I didn't mention this in the opening, but I did my MBA thesis on small and medium-sized enterprise, the compliance with PIPEDA and CASL, and the impacts on those small firms. I went so far as to do a survey of small businesses, and did some focus-group testing with them as well.

The issue that you'll run into is one that you mentioned. A larger corporation would be able to survive. If you hit them with $100,000 penalty, they can pay it and continue on with the business they were doing. When it comes to a smaller enterprise, $100,000 would definitely be the difference between that business continuing and ceasing operations and filing for bankruptcy.

In the case of a data breach, the business is being victimized by a hacker who has infiltrated their system and removed information in order to either damage that enterprise or collect personal information about their customers. With regard to having rules and regulations in place that require companies to understand that they need to keep the information they collect secure, that understanding is already there.

Penalizing a small enterprise for being the victim of a data breach is probably not the best course of action. Bringing them in and having the OPC sensitize them to an understanding of what happened in the hack, doing the investigation—they'll understand the engineering behind it—is probably a better course.

That's the system now. They bring in the small and medium-sized enterprise and explain what the issues were, and ensure that they're compliant going forward.

Can I add to that?

A quick point is that large companies would be impacted even more than small companies, again because of their reputation.

I can assure you that every board now looks at any incident dealing with social media at all very seriously. Just look at the mortgage company in Toronto that didn't pay attention to a couple of misstatements three or four years ago. It's not as if they were insolvent, but all their investors pulled their money.

We think there's an evolution coming, for sure. The Internet is evolving and evolving fast. There's no question about it.

We believe that the act in place now is good. What should happen is that the OPC should be more like an ombudsman, putting out guidance, working with the industry, suggesting changes. Industry will go with it. There's no question about it. There's no lack of wanting to go along with it. They're just very concerned that if you start layering regulation on regulation, it will never stop. It will get complicated, that's all.

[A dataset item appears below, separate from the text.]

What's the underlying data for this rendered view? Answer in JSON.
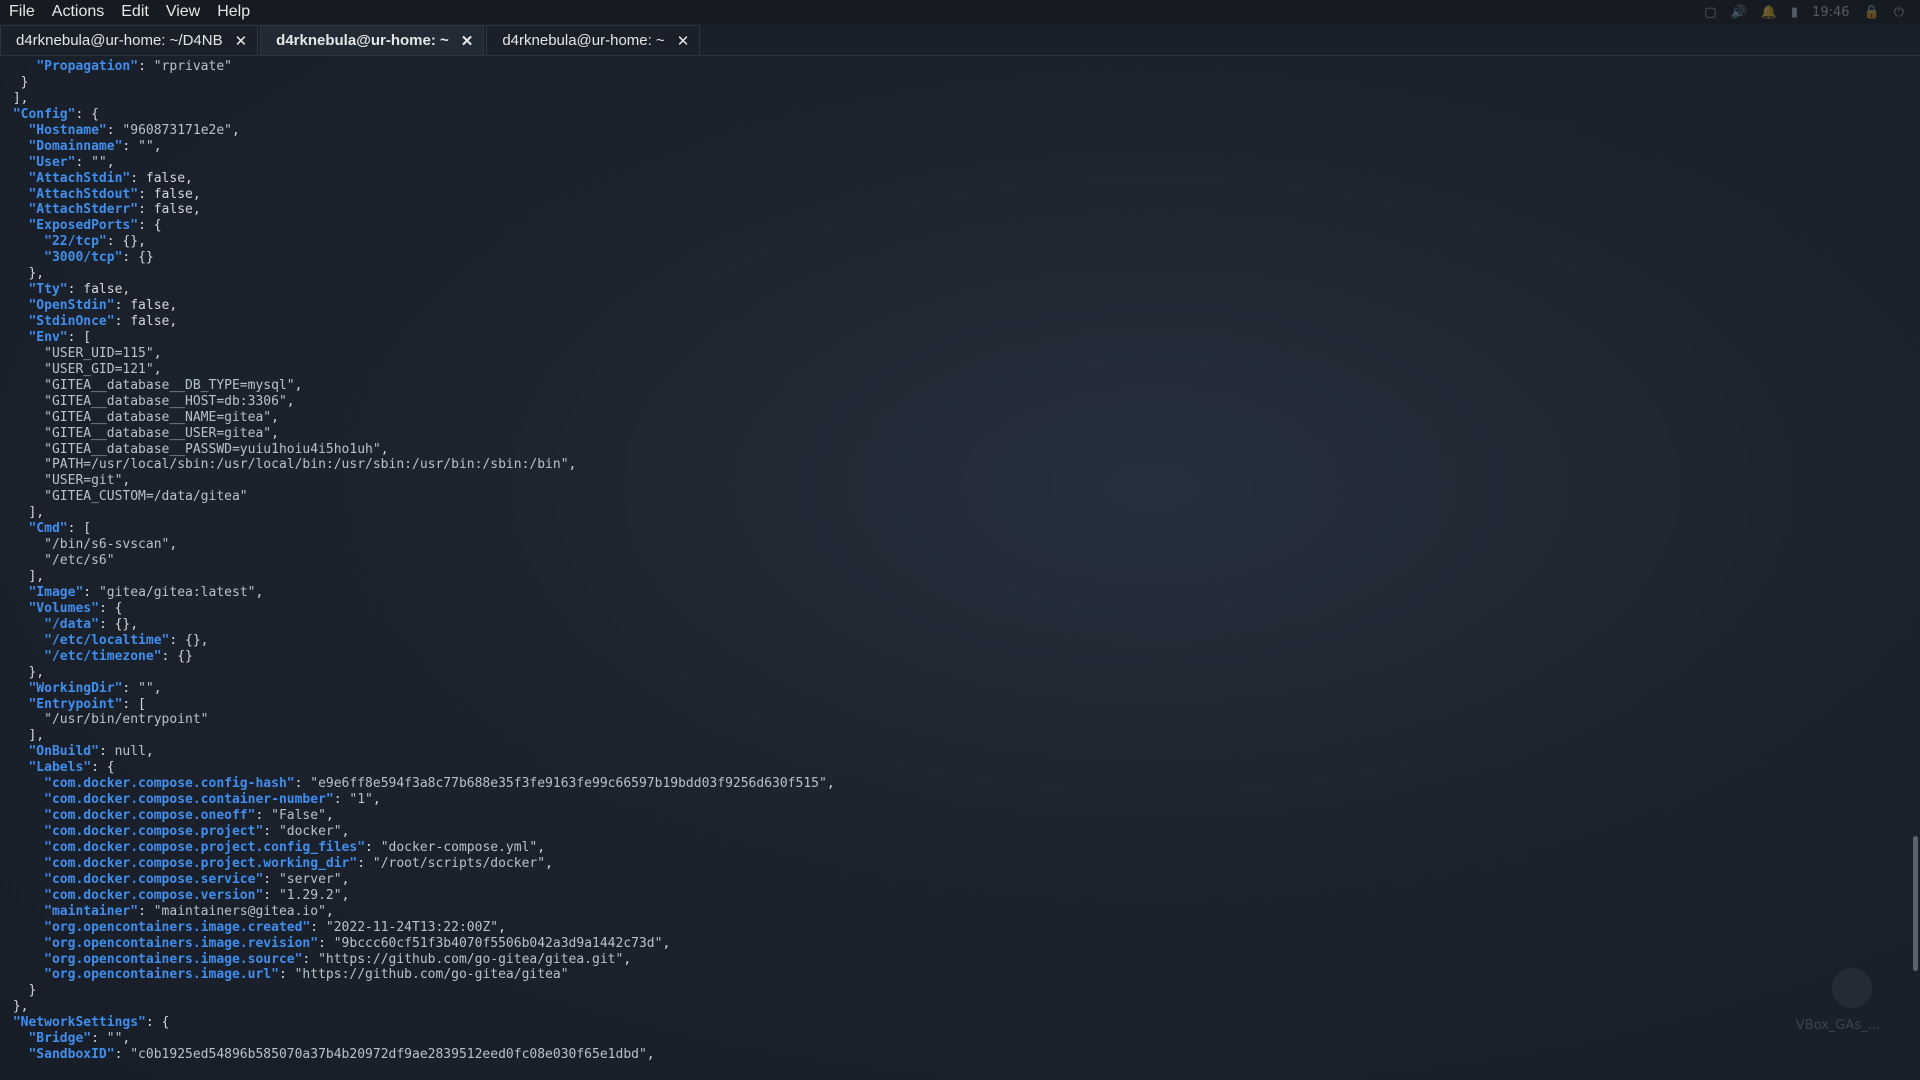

I agree. They can come out and say that this company is not co-operating and they need it. If they come out with any sort of statement at all, whether it's soft or hard, it will not be taken lightly by the company, and I don't know any company that would take it lightly.

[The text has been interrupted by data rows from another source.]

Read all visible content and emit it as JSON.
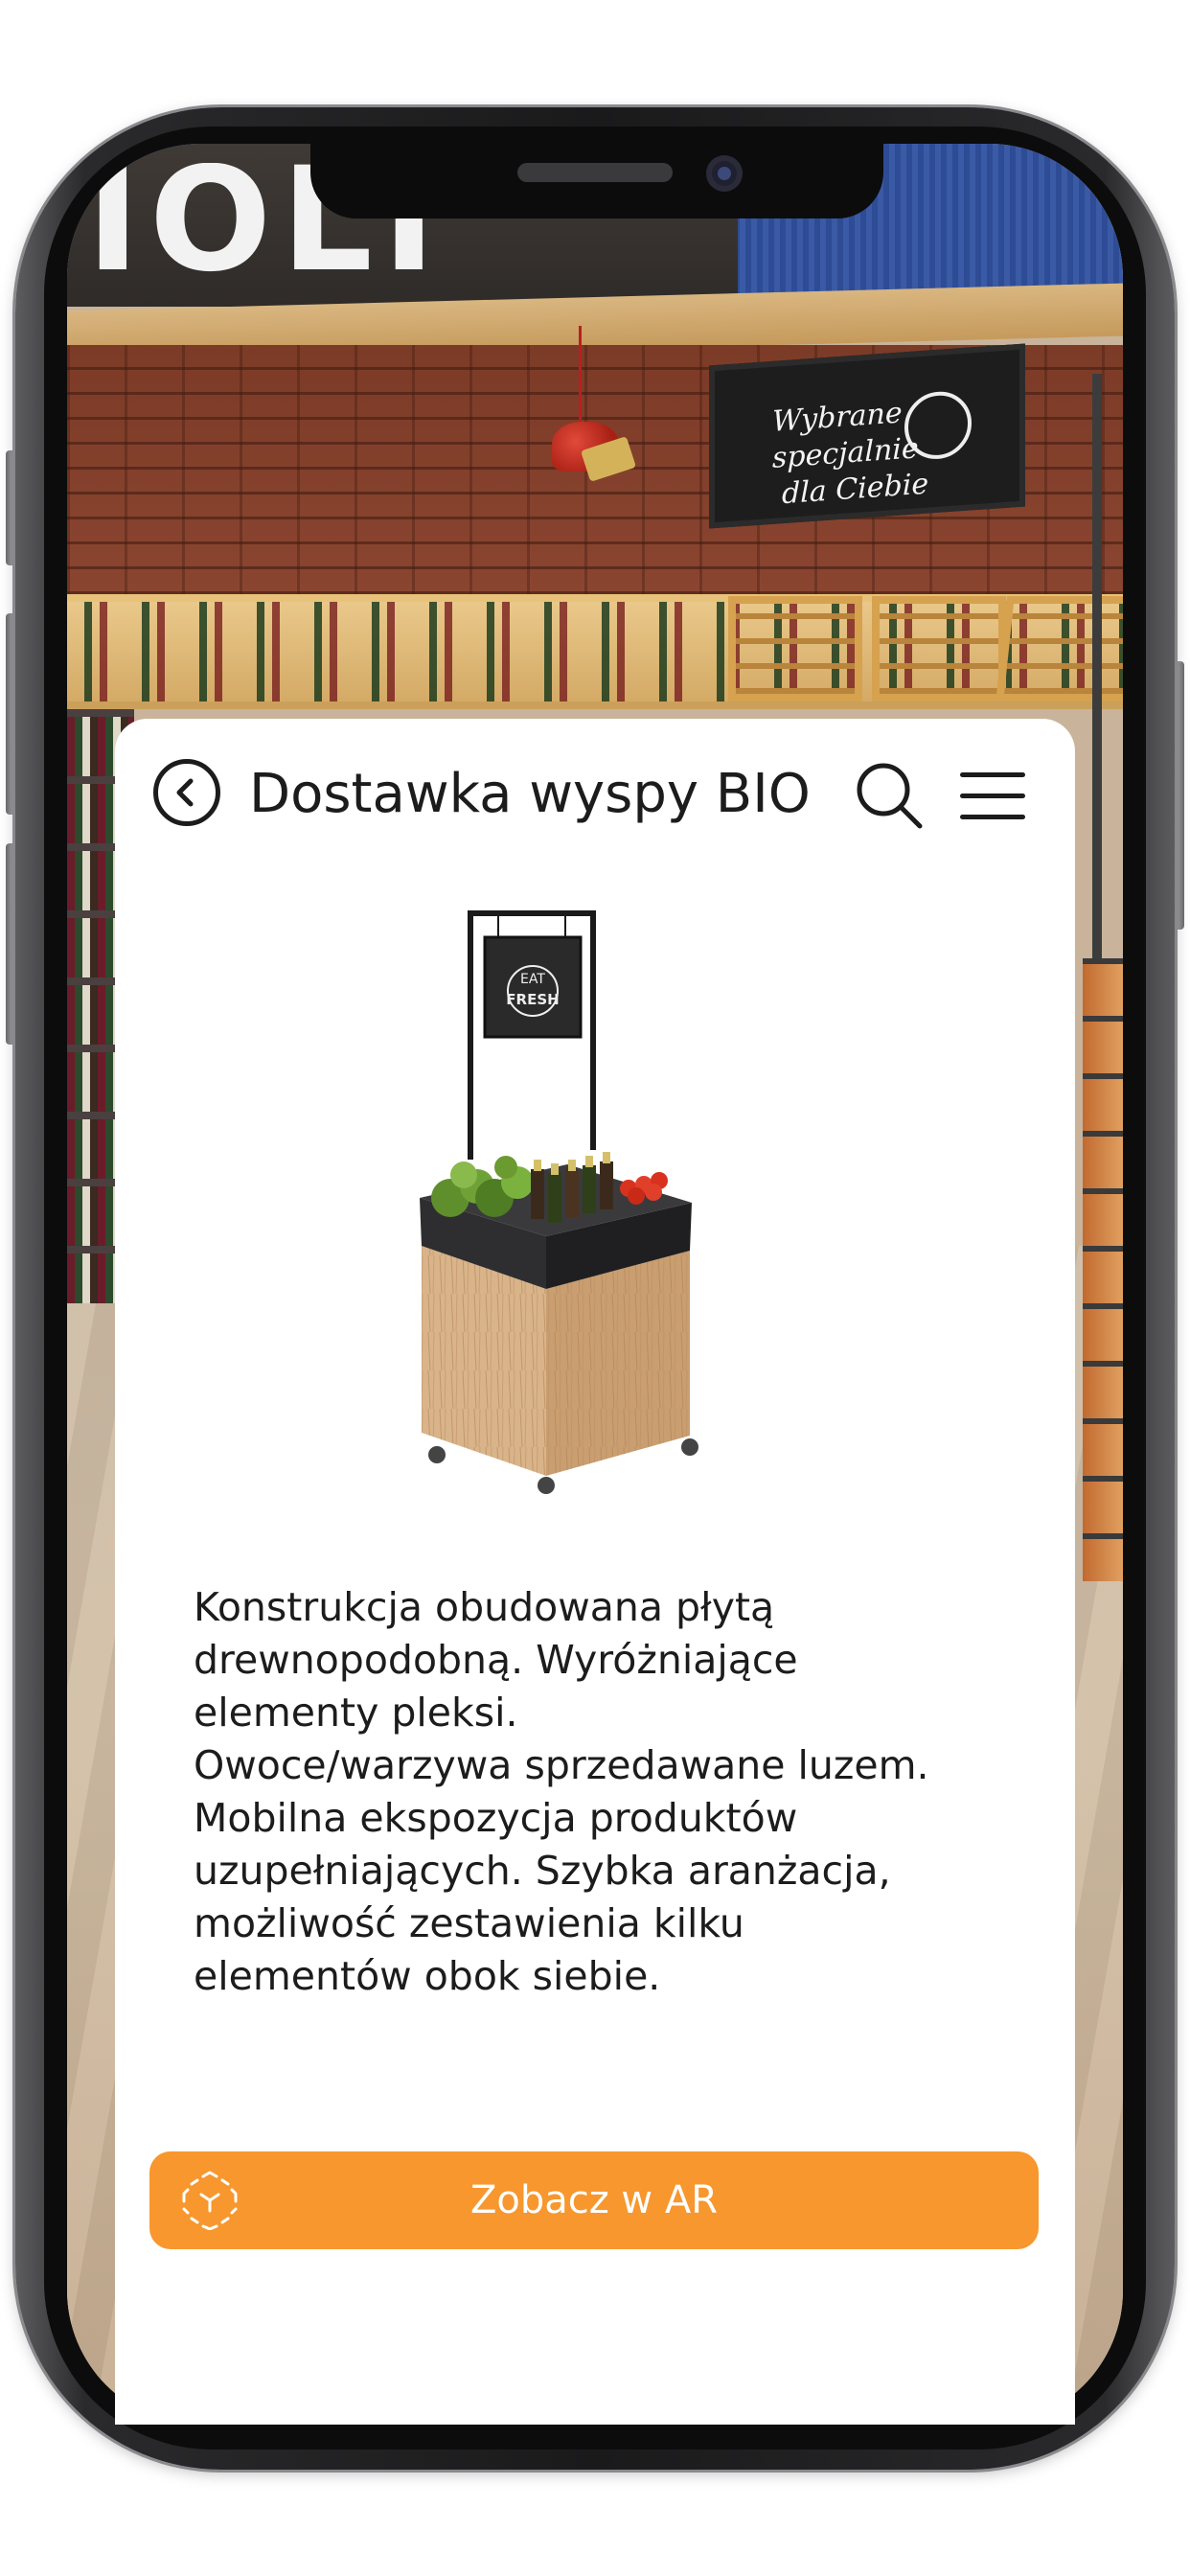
{
  "store_background": {
    "store_sign_letters": "IOLI",
    "chalkboard_sign": [
      "Wybrane",
      "specjalnie",
      "dla Ciebie"
    ]
  },
  "product": {
    "title": "Dostawka wyspy BIO",
    "image_sign_text": [
      "EAT",
      "FRESH"
    ],
    "description": "Konstrukcja obudowana płytą\ndrewnopodobną. Wyróżniające\nelementy pleksi.\nOwoce/warzywa sprzedawane luzem.\nMobilna ekspozycja produktów\nuzupełniających. Szybka aranżacja,\nmożliwość zestawienia kilku\nelementów obok siebie.",
    "ar_button_label": "Zobacz w AR"
  },
  "header": {
    "icons": [
      "chevron-left-circle-icon",
      "search-icon",
      "hamburger-menu-icon"
    ]
  },
  "colors": {
    "accent": "#f7972e",
    "card_background": "#ffffff",
    "text": "#1c1c1c"
  }
}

First of all, one thing that I pointed out in my brief was that it's authentication that's the issue, and that's going to become an increasing issue, not only for people who are underage, but for all of us. How do you authenticate that you are the actual person who's providing consent or giving access to your data? That's something that needs to be looked at in detail. That's going to involve technology, however you look at it. That's going to be, I think, the major issue.

Your first point was?

Control over big data.... For a lot of this stuff, when I say it's being collected covertly, it's a situation like your thermostat at home collecting a lot of different data points of information about how you run your household. They're now talking about the fact that refrigerators are actually gathering information about everything, including what's in the fridge.

You have automobiles that are providing information that could be very valuable to insurers. I don't believe that you give consent to your car to say that you can or can't provide all of that information.

Increasingly, we're going to have to look at ways of looking at those industries, not necessarily from a consent model, but from a standpoint of doing a review or an audit of how they're using information and then asking, is it in fact reasonable? Does it pass the reasonableness test?